Гимнастика для похудения – Определение

«Гимнастика», слово греческого происхождения – означает физические упражнения, подразумевая «снижение веса и создания красивой фигуры». Тренировки по гимнастике разнообразны – прыжки на батуте, акробатика на коврике, упражнения на турнике, в общем, работа с гимнастическими снарядами.

Гимнастика для похудения – Определение

Сейчас появился новый вид гимнастики — Слимгимнастика, перевод с англ. SlimGymnastic. Приставка Slim обозначает похудение, потеря веса. Поэтому слимгимнастика направлена на похудение, включая в себя дополнительно аэробные упражнения. Борьба с весом получается эффективной и имеет хороший результат благодаря упражнениям в слимгимнастике.

Гимнастика для похудения – Определение

Преимущества дыхательных упражнений

Важным плюсом такого метода борьбы с лишним весом считается его универсальность. Выполнять манипуляции с дыханием могут все, независимо от состояния здоровья или уровня физической подготовки. Это не идет ни в какое сравнение с изнурительными спортивными тренировками или полуголодными диетами. Упражнения требуют определенной сноровки, но задавшись целью, их сможет изучить каждый.

Преимущества дыхательных упражнений

Гимнастика притупляет чувство голода и улучшает пищеварение. Она запускает процессы расщепления накопленных в организме жиров. Бонусом данного метода можно считать легкое успокаивающее воздействие. Народная мудрость, гласящая, что голод – не тетка,  имеет реальные основания. Многие, сидящие на диете, замечали за собой приступы злости, раздражительности и даже агрессии. Люди, снижающие вес посредством дыхательных упражнений,  застрахованы от подобного.

Многие восточные практики активно используют дыхательные манипуляции. Речь не только о боевых искусствах и спорте, но и об оздоравливающих системах. Китайские целители уверены, что поверхностное дыхание старит организм, в то время, как глубинное омолаживает и продлевает жизнь.

Преимущества дыхательных упражнений

У индусов и арабов очень популярен танец живота, который также включает в себя дыхательные упражнения. Кроме ритуального значения он имеет лечебное свойство: улучшает кровообращение в органах малого таза и выступает профилактикой многих женских проблем. Даже пухленькие дамы, регулярно исполняющие этот восточный танец, могут похвастать подтянутым животиком с ярко выраженной талией.

Начинаем делать основные физические упражнения для похудения дома.

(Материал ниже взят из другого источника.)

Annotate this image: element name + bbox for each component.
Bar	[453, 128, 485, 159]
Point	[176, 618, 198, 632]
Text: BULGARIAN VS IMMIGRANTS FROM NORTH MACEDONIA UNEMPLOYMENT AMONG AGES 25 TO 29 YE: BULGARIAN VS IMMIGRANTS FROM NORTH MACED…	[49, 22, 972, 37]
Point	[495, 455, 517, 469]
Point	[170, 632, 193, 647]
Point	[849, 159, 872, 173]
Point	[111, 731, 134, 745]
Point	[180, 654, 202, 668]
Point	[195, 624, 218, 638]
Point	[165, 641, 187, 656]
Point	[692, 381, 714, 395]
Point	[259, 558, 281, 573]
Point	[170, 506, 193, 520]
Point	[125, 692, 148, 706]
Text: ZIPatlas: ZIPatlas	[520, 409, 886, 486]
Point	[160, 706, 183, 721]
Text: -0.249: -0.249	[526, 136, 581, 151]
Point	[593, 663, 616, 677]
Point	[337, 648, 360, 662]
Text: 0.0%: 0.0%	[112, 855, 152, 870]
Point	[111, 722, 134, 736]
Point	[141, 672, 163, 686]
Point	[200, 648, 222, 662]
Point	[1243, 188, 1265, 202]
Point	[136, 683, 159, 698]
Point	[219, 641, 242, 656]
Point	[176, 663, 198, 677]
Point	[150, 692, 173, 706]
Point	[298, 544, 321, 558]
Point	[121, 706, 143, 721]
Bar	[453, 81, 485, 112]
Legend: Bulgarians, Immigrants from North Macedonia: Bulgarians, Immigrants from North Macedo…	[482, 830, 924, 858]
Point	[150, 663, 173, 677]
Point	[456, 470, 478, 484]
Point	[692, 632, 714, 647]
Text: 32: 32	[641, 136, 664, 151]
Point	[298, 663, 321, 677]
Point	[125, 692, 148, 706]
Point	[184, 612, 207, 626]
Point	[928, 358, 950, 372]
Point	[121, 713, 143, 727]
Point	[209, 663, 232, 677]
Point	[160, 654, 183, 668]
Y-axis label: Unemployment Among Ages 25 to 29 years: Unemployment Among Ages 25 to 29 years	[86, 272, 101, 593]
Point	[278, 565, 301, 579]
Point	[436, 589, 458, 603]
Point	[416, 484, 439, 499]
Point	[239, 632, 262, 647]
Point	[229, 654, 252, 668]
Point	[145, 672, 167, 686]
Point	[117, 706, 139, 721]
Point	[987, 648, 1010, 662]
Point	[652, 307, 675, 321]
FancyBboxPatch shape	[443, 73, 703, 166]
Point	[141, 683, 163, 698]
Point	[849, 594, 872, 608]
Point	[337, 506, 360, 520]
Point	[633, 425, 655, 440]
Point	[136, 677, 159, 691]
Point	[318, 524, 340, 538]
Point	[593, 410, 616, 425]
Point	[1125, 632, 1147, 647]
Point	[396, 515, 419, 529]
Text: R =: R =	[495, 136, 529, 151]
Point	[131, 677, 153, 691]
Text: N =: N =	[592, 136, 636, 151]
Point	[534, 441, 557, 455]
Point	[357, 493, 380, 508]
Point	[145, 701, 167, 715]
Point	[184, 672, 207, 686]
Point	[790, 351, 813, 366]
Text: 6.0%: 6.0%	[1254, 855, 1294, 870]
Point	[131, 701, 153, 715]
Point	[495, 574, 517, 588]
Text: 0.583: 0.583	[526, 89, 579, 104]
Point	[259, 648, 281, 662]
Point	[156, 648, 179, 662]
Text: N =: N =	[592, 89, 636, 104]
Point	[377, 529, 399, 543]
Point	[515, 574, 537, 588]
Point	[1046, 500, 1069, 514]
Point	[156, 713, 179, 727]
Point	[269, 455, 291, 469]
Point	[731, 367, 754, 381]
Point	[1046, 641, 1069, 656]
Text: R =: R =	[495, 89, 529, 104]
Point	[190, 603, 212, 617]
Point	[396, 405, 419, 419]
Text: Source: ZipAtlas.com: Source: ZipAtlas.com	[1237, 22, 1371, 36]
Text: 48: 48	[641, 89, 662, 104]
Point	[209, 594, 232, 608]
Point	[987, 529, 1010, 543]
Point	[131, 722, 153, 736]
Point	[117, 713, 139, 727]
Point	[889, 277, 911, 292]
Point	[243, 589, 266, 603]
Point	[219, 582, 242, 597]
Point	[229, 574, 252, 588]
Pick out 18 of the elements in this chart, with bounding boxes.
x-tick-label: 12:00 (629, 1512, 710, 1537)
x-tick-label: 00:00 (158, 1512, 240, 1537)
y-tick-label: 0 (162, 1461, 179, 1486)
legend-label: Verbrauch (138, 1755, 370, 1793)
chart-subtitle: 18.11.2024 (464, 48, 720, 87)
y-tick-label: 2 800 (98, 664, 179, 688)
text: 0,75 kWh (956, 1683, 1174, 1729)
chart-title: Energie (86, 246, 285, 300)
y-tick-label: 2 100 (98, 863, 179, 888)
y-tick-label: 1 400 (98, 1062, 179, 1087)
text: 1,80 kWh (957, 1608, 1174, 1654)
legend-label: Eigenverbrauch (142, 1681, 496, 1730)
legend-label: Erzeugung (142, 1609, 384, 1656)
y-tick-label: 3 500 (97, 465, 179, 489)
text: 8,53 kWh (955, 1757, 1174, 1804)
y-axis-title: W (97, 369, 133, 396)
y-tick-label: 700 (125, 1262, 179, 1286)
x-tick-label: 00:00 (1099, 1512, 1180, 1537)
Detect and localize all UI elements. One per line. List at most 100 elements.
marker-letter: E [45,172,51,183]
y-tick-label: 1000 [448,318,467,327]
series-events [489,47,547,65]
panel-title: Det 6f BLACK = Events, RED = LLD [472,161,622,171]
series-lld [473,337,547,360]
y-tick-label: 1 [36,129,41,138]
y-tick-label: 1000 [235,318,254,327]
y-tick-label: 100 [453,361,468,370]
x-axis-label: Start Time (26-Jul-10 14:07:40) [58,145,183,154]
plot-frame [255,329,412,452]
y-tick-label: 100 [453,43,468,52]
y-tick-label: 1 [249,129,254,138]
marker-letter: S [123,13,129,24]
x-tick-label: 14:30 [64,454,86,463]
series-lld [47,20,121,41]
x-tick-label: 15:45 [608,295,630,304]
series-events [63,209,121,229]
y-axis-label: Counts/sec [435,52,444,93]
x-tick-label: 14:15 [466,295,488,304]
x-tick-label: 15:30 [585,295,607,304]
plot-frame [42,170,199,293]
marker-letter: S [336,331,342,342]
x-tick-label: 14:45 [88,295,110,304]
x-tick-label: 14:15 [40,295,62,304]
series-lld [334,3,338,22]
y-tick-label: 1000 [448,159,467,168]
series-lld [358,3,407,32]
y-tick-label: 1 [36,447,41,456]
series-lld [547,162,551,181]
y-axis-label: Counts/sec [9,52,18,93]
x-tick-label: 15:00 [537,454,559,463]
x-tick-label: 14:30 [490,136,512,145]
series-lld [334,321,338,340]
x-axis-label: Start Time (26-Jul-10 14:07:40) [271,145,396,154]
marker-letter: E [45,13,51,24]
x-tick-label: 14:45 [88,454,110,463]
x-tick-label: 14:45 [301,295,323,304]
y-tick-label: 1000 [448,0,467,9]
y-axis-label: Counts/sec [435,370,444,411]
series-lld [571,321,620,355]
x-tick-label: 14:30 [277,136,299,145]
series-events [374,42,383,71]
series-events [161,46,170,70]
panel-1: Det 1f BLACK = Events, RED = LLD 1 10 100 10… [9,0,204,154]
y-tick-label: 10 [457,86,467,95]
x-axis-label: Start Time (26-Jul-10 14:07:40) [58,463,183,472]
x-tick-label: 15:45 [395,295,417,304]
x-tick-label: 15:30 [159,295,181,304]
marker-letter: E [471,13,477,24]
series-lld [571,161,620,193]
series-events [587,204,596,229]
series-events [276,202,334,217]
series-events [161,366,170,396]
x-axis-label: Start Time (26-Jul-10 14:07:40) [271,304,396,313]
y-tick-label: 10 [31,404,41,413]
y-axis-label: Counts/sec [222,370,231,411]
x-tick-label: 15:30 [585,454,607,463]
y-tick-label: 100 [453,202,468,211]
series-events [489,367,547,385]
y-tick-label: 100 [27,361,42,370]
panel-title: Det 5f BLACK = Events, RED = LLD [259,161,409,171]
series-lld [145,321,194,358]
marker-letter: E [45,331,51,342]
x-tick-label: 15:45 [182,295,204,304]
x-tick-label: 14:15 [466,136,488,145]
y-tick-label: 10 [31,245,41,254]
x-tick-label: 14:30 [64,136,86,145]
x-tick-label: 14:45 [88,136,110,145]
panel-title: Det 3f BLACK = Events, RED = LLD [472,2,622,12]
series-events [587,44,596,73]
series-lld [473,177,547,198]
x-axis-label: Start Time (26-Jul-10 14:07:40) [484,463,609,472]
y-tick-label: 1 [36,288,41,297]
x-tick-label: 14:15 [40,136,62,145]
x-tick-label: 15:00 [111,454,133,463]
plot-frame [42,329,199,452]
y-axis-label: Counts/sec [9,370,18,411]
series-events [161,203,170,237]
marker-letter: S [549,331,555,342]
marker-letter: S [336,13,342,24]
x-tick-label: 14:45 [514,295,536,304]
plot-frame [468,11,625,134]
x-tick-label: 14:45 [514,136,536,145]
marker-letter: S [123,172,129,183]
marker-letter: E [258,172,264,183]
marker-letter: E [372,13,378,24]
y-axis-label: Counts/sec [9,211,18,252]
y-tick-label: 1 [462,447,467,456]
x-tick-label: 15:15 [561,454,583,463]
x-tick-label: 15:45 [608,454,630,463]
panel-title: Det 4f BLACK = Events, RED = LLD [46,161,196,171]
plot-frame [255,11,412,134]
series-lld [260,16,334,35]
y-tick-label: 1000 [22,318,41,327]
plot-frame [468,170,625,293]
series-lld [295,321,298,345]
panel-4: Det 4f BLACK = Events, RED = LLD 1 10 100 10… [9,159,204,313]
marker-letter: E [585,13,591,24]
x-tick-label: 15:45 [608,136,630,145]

Первое упражнение для похудения бедер и ягодиц: ставим ноги на ширине плеч руки на талии ступни прижаты к полу стоим ровно и при приседании стараемся не наклоняться вперед, дышим ровно и не прерывисто. Благодаря этому упражнению из наших бедер и ягодиц уходят лишние накопления жира. Делаем 20-30 приседаний на столько низко, на сколько вы это можете сделать. С каждой неделей увеличивайте количество приседаний.

Далее делаем выпады вперед на одной ноге: делаем длинный шаг вперед при этом руки держим на талии, при вдохе опускаем колено задней ноги до упора и медленно поднимаемся и становимся в исходное положение и делаем выдох. Ноги чередуем делаем по 30 выпадов на каждую ногу. Каждую неделю увеличиваем нагрузку на ноги, это упражнение помогает сделать бедра стройными и упругими.

Следующий шаг это упражнение для груди. Вам понадобится специальная скамья или поставленные рядом три табуретки и не забудьте про гантели. Ложимся на скамью, берем гантели в руки и поднимаем их над головой. При вдохе разводим руки в стороны как можно больше и возвращаем руки назад и делаем выдох. Благодаря этому упражнению наша грудь будет упругой и подтянутой. Упражнение делаем 12 раз и каждую неделю увеличиваем нагрузку и массу гантелей. Далее ложимся на скамью, берем одну гантель в обе руки, поднимаем руки над грудью и медленно отводим их за голову как только вы можете после чего руки возвращаем в исходное положение, дышим ровно и не прерывисто и наша груди постепенно будет упругой и высокой. Упражнение делаем 15 раз.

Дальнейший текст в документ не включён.